Unfortunately, the likelihood that France and Germany will continue to grow at a similar pace in coming years is an illusion. The problem is not so much to do with the financial problems of the Eurozone per se, but rather that the two countries grow in different ways. Whilst for the first decade of the Eurozone this was masked by historic coincidence, it is unlikely to be so in the next decade. France must expect a long retreat in its GDP relative to Germany.
And this would be new. Between
2000 and 2007, German growth averaged 1.7% a year, whilst France
average 2.1% in real terms, suggesting a compatibility that tilted
slightly in France’s favour. In real terms, since 2000, France's
GDP has grown by 30%, Germany's by 25%. In nominal terms, however,
the difference has been tilted sharply to France: it has growth 68%
since 2000, whilst Germany has grown only 36%. The advantage of the
single currency, then, would seem to have been primarily France's.
This
state of affairs, however, is now unravelling, because Germany was
pursuing a growth model based on relatively low growth in capital
stock but high and rising rates of return on that capital, whilst
France’s growth was secured by high growth in capital stock but a
far lower, and falling, rate of return.
We
can see this by estimating growth of capital stock by depreciating
all investment over a ten year period, and then expressing GDP as an
income from that stock of capital. Of course, this is an imperfect
measure, but it is at least likely to indicate broad differences
between growth models, as well as changes in direction of ROC.
First,
between 2005 to now growth of Germany’s capital stock averaged 1.1%
pa, whilst France’s was leaping along at 4.5% pa. As the chart
below shows, the mismatch in growth of capital stock has diminished
over time, and particularly during the last couple of years.
However,
the corollary is that whilst Germany's economy was winning rising
asset turns, and rising ROC from its capital stock,in France the
extra investment was producing sharply diminishing asset turns.

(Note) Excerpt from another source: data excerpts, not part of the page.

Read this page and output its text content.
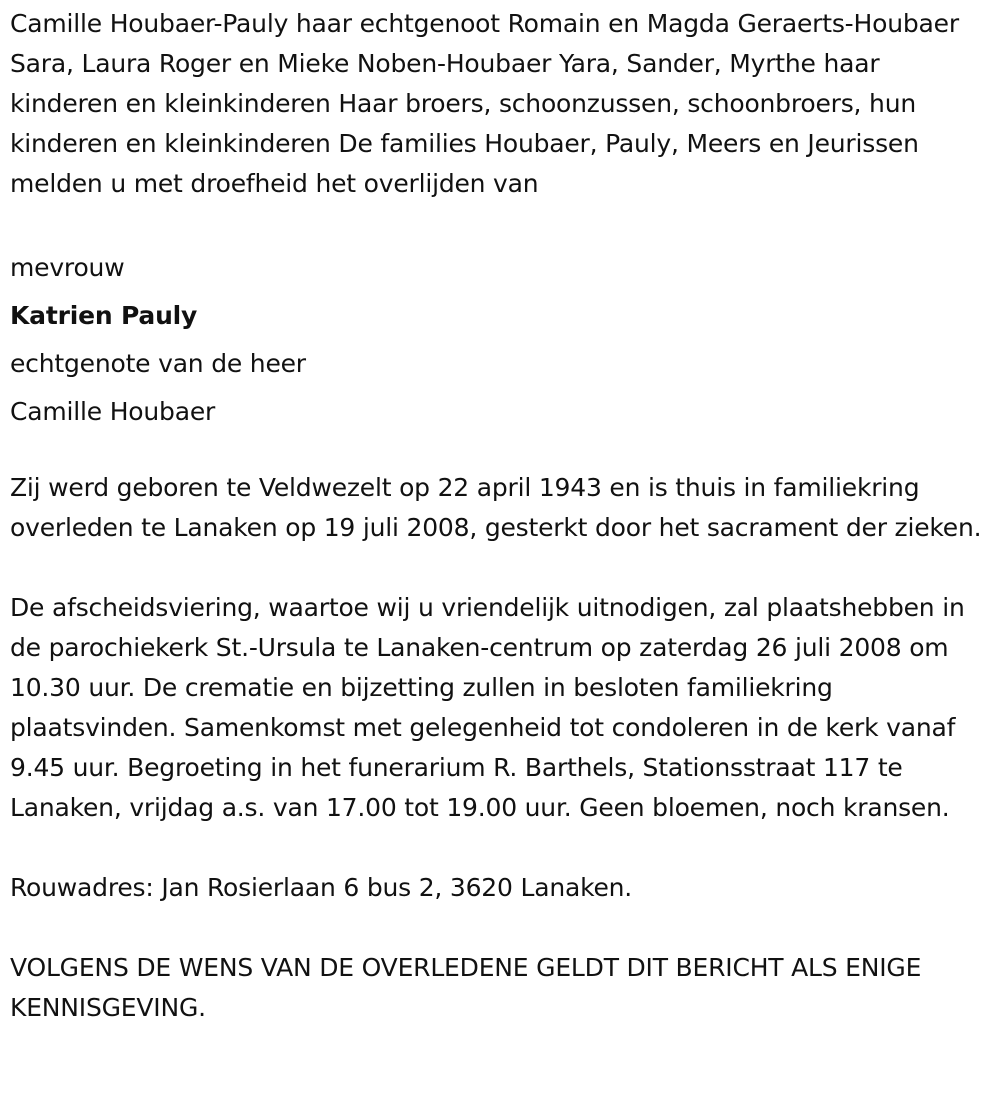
Camille Houbaer-Pauly haar echtgenoot Romain en Magda Geraerts-Houbaer Sara, Laura Roger en Mieke Noben-Houbaer Yara, Sander, Myrthe haar kinderen en kleinkinderen Haar broers, schoonzussen, schoonbroers, hun kinderen en kleinkinderen De families Houbaer, Pauly, Meers en Jeurissen melden u met droefheid het overlijden van

mevrouw

Katrien Pauly

echtgenote van de heer

Camille Houbaer

Zij werd geboren te Veldwezelt op 22 april 1943 en is thuis in familiekring overleden te Lanaken op 19 juli 2008, gesterkt door het sacrament der zieken.

De afscheidsviering, waartoe wij u vriendelijk uitnodigen, zal plaatshebben in de parochiekerk St.-Ursula te Lanaken-centrum op zaterdag 26 juli 2008 om 10.30 uur. De crematie en bijzetting zullen in besloten familiekring plaatsvinden. Samenkomst met gelegenheid tot condoleren in de kerk vanaf 9.45 uur. Begroeting in het funerarium R. Barthels, Stationsstraat 117 te Lanaken, vrijdag a.s. van 17.00 tot 19.00 uur. Geen bloemen, noch kransen.

Rouwadres: Jan Rosierlaan 6 bus 2, 3620 Lanaken.

VOLGENS DE WENS VAN DE OVERLEDENE GELDT DIT BERICHT ALS ENIGE KENNISGEVING.
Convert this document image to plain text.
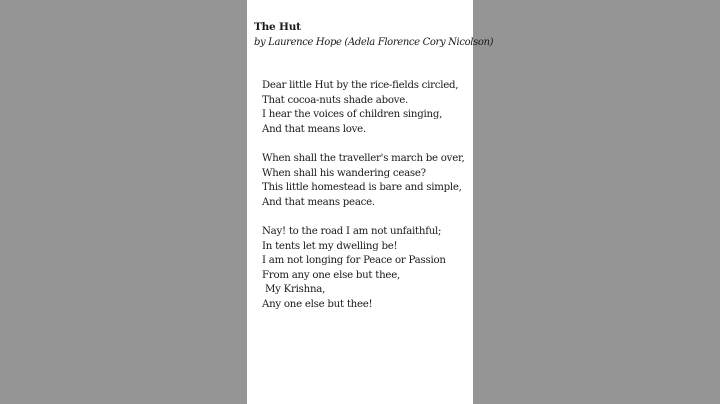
The Hut
by Laurence Hope (Adela Florence Cory Nicolson)
Dear little Hut by the rice-fields circled,
That cocoa-nuts shade above.
I hear the voices of children singing,
And that means love.
When shall the traveller's march be over,
When shall his wandering cease?
This little homestead is bare and simple,
And that means peace.
Nay! to the road I am not unfaithful;
In tents let my dwelling be!
I am not longing for Peace or Passion
From any one else but thee,
My Krishna,
Any one else but thee!
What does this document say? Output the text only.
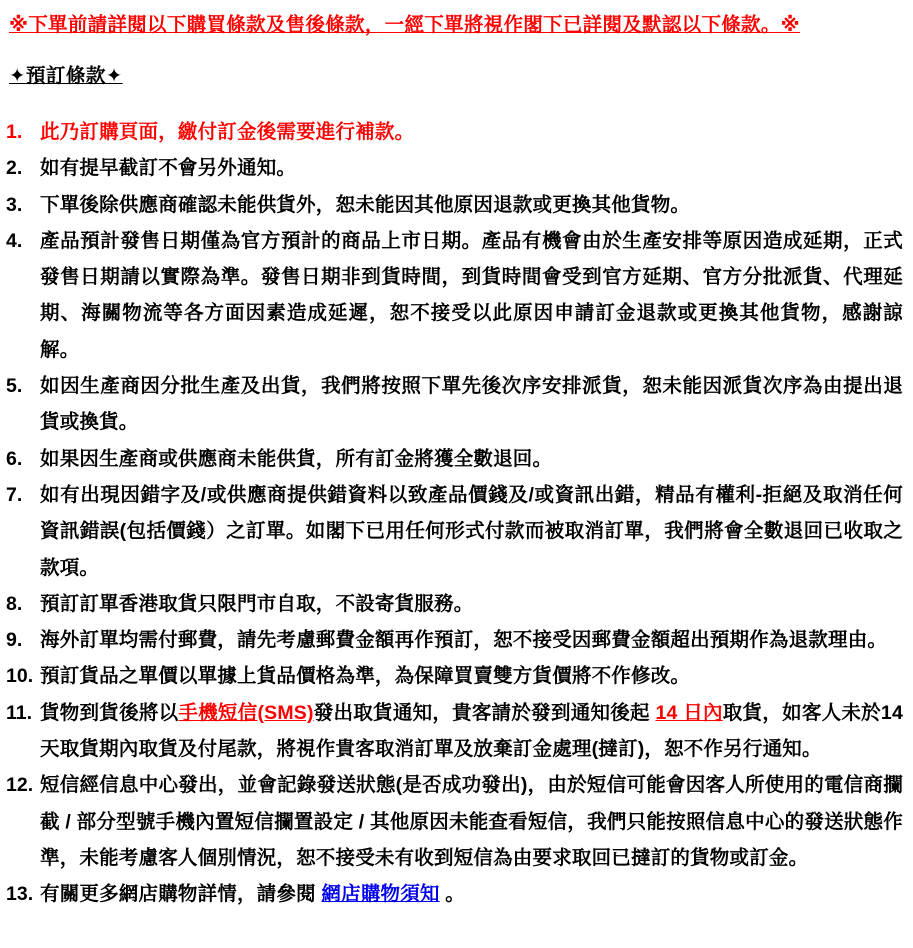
※下單前請詳閱以下購買條款及售後條款，一經下單將視作閣下已詳閱及默認以下條款。※
✦預訂條款✦
1. 此乃訂購頁面，繳付訂金後需要進行補款。

2. 如有提早截訂不會另外通知。

3. 下單後除供應商確認未能供貨外，恕未能因其他原因退款或更換其他貨物。

4. 產品預計發售日期僅為官方預計的商品上市日期。產品有機會由於生產安排等原因造成延期，正式發售日期請以實際為準。發售日期非到貨時間，到貨時間會受到官方延期、官方分批派貨、代理延期、海關物流等各方面因素造成延遲，恕不接受以此原因申請訂金退款或更換其他貨物，感謝諒解。

5. 如因生產商因分批生產及出貨，我們將按照下單先後次序安排派貨，恕未能因派貨次序為由提出退貨或換貨。

6. 如果因生產商或供應商未能供貨，所有訂金將獲全數退回。

7. 如有出現因錯字及/或供應商提供錯資料以致產品價錢及/或資訊出錯，精品有權利-拒絕及取消任何資訊錯誤(包括價錢）之訂單。如閣下已用任何形式付款而被取消訂單，我們將會全數退回已收取之款項。

8. 預訂訂單香港取貨只限門市自取，不設寄貨服務。

9. 海外訂單均需付郵費，請先考慮郵費金額再作預訂，恕不接受因郵費金額超出預期作為退款理由。

10. 預訂貨品之單價以單據上貨品價格為準，為保障買賣雙方貨價將不作修改。

11. 貨物到貨後將以手機短信(SMS)發出取貨通知，貴客請於發到通知後起 14 日內取貨，如客人未於14 天取貨期內取貨及付尾款，將視作貴客取消訂單及放棄訂金處理(撻訂)，恕不作另行通知。

12. 短信經信息中心發出，並會記錄發送狀態(是否成功發出)，由於短信可能會因客人所使用的電信商攔截 / 部分型號手機內置短信攔置設定 / 其他原因未能查看短信，我們只能按照信息中心的發送狀態作準，未能考慮客人個別情況，恕不接受未有收到短信為由要求取回已撻訂的貨物或訂金。

13. 有關更多網店購物詳情，請參閱 網店購物須知 。
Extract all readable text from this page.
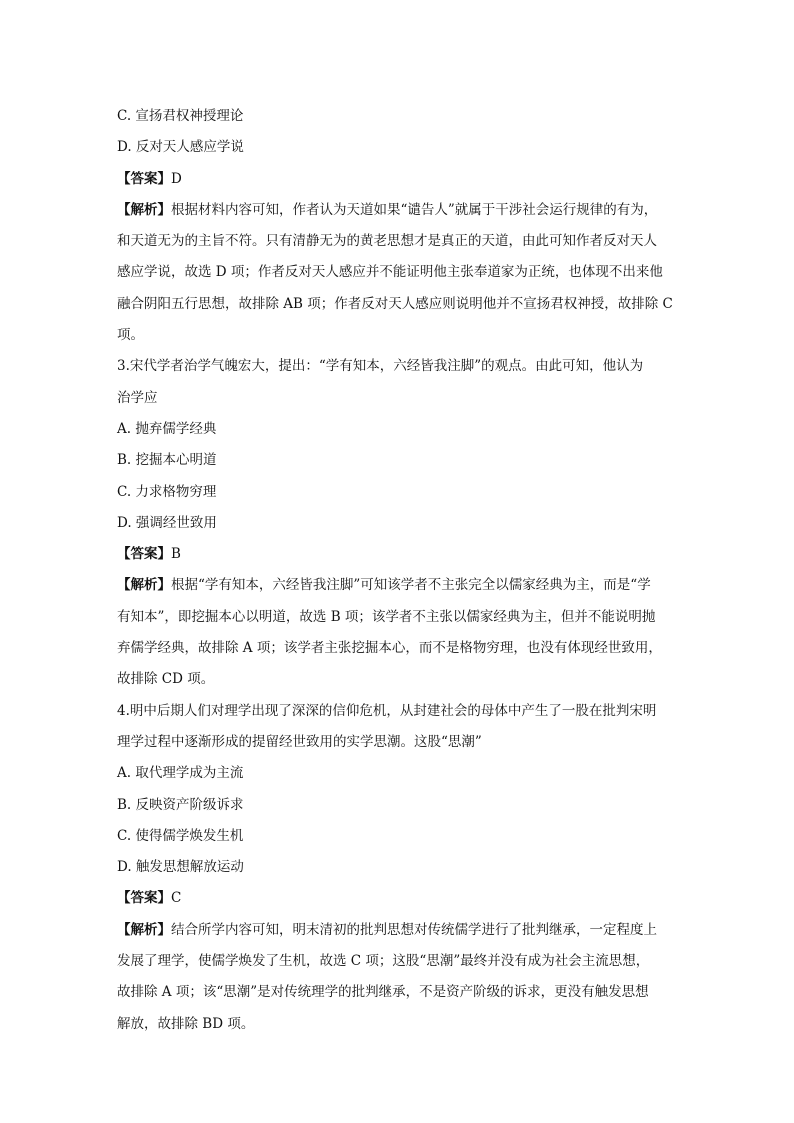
C. 宣扬君权神授理论
D. 反对天人感应学说
【答案】D
【解析】根据材料内容可知，作者认为天道如果“谴告人”就属于干涉社会运行规律的有为，
和天道无为的主旨不符。只有清静无为的黄老思想才是真正的天道，由此可知作者反对天人
感应学说，故选 D 项；作者反对天人感应并不能证明他主张奉道家为正统，也体现不出来他
融合阴阳五行思想，故排除 AB 项；作者反对天人感应则说明他并不宣扬君权神授，故排除 C
项。
3.宋代学者治学气魄宏大，提出：“学有知本，六经皆我注脚”的观点。由此可知，他认为
治学应
A. 抛弃儒学经典
B. 挖掘本心明道
C. 力求格物穷理
D. 强调经世致用
【答案】B
【解析】根据“学有知本，六经皆我注脚”可知该学者不主张完全以儒家经典为主，而是“学
有知本”，即挖掘本心以明道，故选 B 项；该学者不主张以儒家经典为主，但并不能说明抛
弃儒学经典，故排除 A 项；该学者主张挖掘本心，而不是格物穷理，也没有体现经世致用，
故排除 CD 项。
4.明中后期人们对理学出现了深深的信仰危机，从封建社会的母体中产生了一股在批判宋明
理学过程中逐渐形成的提留经世致用的实学思潮。这股“思潮”
A. 取代理学成为主流
B. 反映资产阶级诉求
C. 使得儒学焕发生机
D. 触发思想解放运动
【答案】C
【解析】结合所学内容可知，明末清初的批判思想对传统儒学进行了批判继承，一定程度上
发展了理学，使儒学焕发了生机，故选 C 项；这股“思潮”最终并没有成为社会主流思想，
故排除 A 项；该“思潮”是对传统理学的批判继承，不是资产阶级的诉求，更没有触发思想
解放，故排除 BD 项。
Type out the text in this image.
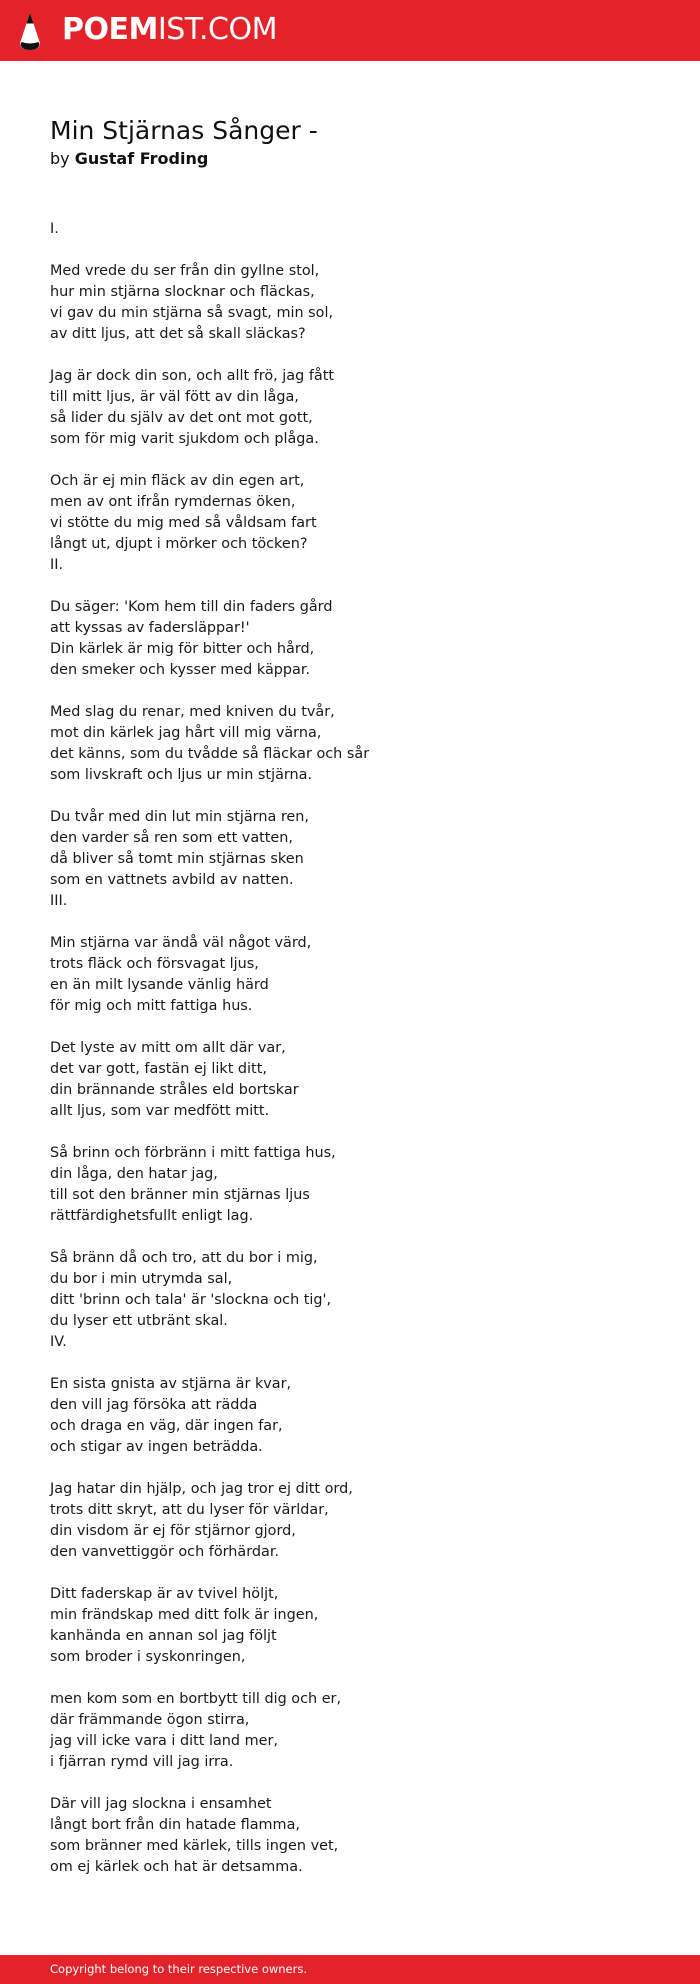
POEMIST.COM
Min Stjärnas Sånger -
by Gustaf Froding
I.
Med vrede du ser från din gyllne stol,
hur min stjärna slocknar och fläckas,
vi gav du min stjärna så svagt, min sol,
av ditt ljus, att det så skall släckas?
Jag är dock din son, och allt frö, jag fått
till mitt ljus, är väl fött av din låga,
så lider du själv av det ont mot gott,
som för mig varit sjukdom och plåga.
Och är ej min fläck av din egen art,
men av ont ifrån rymdernas öken,
vi stötte du mig med så våldsam fart
långt ut, djupt i mörker och töcken?
II.
Du säger: 'Kom hem till din faders gård
att kyssas av fadersläppar!'
Din kärlek är mig för bitter och hård,
den smeker och kysser med käppar.
Med slag du renar, med kniven du tvår,
mot din kärlek jag hårt vill mig värna,
det känns, som du tvådde så fläckar och sår
som livskraft och ljus ur min stjärna.
Du tvår med din lut min stjärna ren,
den varder så ren som ett vatten,
då bliver så tomt min stjärnas sken
som en vattnets avbild av natten.
III.
Min stjärna var ändå väl något värd,
trots fläck och försvagat ljus,
en än milt lysande vänlig härd
för mig och mitt fattiga hus.
Det lyste av mitt om allt där var,
det var gott, fastän ej likt ditt,
din brännande stråles eld bortskar
allt ljus, som var medfött mitt.
Så brinn och förbränn i mitt fattiga hus,
din låga, den hatar jag,
till sot den bränner min stjärnas ljus
rättfärdighetsfullt enligt lag.
Så bränn då och tro, att du bor i mig,
du bor i min utrymda sal,
ditt 'brinn och tala' är 'slockna och tig',
du lyser ett utbränt skal.
IV.
En sista gnista av stjärna är kvar,
den vill jag försöka att rädda
och draga en väg, där ingen far,
och stigar av ingen beträdda.
Jag hatar din hjälp, och jag tror ej ditt ord,
trots ditt skryt, att du lyser för världar,
din visdom är ej för stjärnor gjord,
den vanvettiggör och förhärdar.
Ditt faderskap är av tvivel höljt,
min frändskap med ditt folk är ingen,
kanhända en annan sol jag följt
som broder i syskonringen,
men kom som en bortbytt till dig och er,
där främmande ögon stirra,
jag vill icke vara i ditt land mer,
i fjärran rymd vill jag irra.
Där vill jag slockna i ensamhet
långt bort från din hatade flamma,
som bränner med kärlek, tills ingen vet,
om ej kärlek och hat är detsamma.
Copyright belong to their respective owners.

Again, the most noticeable divorce in trends took place before the
onset of the financial crisis. However, Germany's legacy is that it
now seemingly enjoys sharply higher ROC than France.
Until
the outbreak of the financial crisis, this difference in economic
models was not recognized in any significant bond yield differential:
France could finance its high-investment/low return growth model on
the same terms as Germany's low-investment/high return growth model.
But those days are over: currently 10yr German government bonds yield
1.42% whilst France's yield 2.15%. If France continues to pursue its
traditional high investment/low returns model, whilst Germany
persists in the opposite model, there is no reason to expect bond
yields to converge again.
Indeed,
the gap in relative investment behaviours is already narrowing fast:
in 2008 at the beginning of the crisis, France’s capital stock was
growing at 6.9% yoy, whilst Germany’s lagged at 2.1%. In the year
to 3Q, I estimate France’s growth of capital stock had slowed to
3%, whilst Germany’s had risen slightly, to 2.4%. But there has
been little change in either country's return on that capital as
expressed in nominal GDP.
These
numbers are the very cornerstone of future growth: unless they change
again, they guarantee that the years when France’s nominal GDP
outpaced Germany's are over. Indeed, the long retreat has already
begun: when the Euro was introduced in 1999, France's nominal GDP was
67.5% that of Germany: that proportion rose almost uninterrupted to
a peak of 79.6% in 3Q2009. Three years later it had fallen back to
76.8%, and there is no reason to think its retreat will not be as
steady as its rise.
The graph really shows the differences, I wonder what the graph would look like in coming years.